Aired 3 September 2011
After a surprisingly lengthy number of consecutive episodes set either in Earth’s past or future or on different planets, Doctor Who returns to the Earth in the present day with the smaller-scale but suitably creepy ‘Night Terrors.’ While the Tensa, a scared and confused psychic entity strong enough to communicate with the Doctor across the universe, isn’t necessarily the most novel concept, its portrayal and the resultant look at a child’s perception as well as a parent’s dilemma make for a fantastic and surprisingly insightful story.
Whether intentional or not, the relationship between parents and child has been present in both episodes kicking off the second half of this series, focusing both on the dysfunctional and successful aspects of the relationships. Here the alien Tensa is abandoned and left to fend for itself, attaching to a human family and altering their perceptions to fit into their lives seamlessly. The sheer fear of being abandoned again inadvertently leads to the parents being terrorized themselves, looking to external sources to resolve their issues with their son.

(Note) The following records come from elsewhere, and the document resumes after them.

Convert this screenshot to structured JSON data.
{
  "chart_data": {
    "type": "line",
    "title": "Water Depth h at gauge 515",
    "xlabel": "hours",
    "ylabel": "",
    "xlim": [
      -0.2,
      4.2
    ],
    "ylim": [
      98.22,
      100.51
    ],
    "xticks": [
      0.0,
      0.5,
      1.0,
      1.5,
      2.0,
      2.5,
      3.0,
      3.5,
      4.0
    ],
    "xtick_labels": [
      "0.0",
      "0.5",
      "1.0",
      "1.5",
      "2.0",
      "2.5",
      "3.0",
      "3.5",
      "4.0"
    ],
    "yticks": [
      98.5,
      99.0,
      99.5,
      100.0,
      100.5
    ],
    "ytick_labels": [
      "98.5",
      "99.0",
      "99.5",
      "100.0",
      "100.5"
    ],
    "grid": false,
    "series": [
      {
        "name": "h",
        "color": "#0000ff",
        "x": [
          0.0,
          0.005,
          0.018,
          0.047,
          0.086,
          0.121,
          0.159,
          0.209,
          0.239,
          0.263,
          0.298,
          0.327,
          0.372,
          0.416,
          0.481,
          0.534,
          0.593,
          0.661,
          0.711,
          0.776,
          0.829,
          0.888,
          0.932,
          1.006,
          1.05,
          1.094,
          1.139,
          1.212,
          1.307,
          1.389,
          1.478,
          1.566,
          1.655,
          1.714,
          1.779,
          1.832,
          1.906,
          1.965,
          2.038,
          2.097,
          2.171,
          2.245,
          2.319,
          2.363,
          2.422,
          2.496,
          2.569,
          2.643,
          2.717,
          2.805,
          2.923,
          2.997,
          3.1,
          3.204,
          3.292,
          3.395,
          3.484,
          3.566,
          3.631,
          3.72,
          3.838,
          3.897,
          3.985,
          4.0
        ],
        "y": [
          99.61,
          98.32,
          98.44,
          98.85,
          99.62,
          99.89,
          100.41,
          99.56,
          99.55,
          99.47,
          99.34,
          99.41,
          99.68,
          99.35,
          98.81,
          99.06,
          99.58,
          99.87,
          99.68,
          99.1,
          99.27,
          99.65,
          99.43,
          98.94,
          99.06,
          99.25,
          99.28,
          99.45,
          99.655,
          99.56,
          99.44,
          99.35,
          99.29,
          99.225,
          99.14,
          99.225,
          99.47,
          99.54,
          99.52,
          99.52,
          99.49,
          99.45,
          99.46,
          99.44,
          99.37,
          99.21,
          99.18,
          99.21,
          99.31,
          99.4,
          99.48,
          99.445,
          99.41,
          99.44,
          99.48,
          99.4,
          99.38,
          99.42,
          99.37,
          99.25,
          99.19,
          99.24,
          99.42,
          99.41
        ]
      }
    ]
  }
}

This setup allows for a fascinating exploration of the fragility of psyches and how even the best intent can have negative ramifications. In a not uncommon approach, the parents choose to create a metaphorical lockbox for their son’s fears, putting those scary aspects into the cupboard. However, given the nature of their son, this quickly creates and feeds into the bigger issue as he becomes more isolated and more anxious.
As the fears become manifest, ‘Night Terrors’ offers some genuinely chilling moments that play on the common childhood fears. There is very little in the way of CGI here, the story instead focusing on very physical and real threats alongside psychological thrills and sound effects as the pace is deliberately slowed down. Considering the incredible amount of material that has been fit into the previous episodes of Doctor Who, this is a nice change of pace that focuses just as much on what remains unsaid through implication.
Amy and Rory are more peripheral characters here, though their neighbourhood watch segments are amusingly relatable after the more incredible events of late and Amy’s transformation into a doll is suitably unsettling. Still, as strong as Gillan and Darvill’s acting together is, this story would have been just as effective had it been companion free because it really is the story of the Doctor relating to a father and son. Matt Smith perfectly imbues his typical quirkiness with an experienced parental gravitas, and Daniel Mays as the well-meaning but helpless father brings a believable sense of fragility and emotion to the role as his pure love for his son is undoubtedly proven.
For a self-contained tale free of continuity threads as it tells its tale, ‘Night Terrors’ is a success that still brings plenty of ideas to the table. The innocence underlying the threat and the memory implant reveal work very well, and the unnerving tension that eventually gives way to a heartwarming resolution is incredibly effective. The ending scene as the Doctor pulls up the date of his confirmed and witnessed death on the TARDIS screen, though, shows that that fact is still weighing heavy on his mind as that fateful time approaches, no amount of adventuring or running able to delay its coming indefinitely.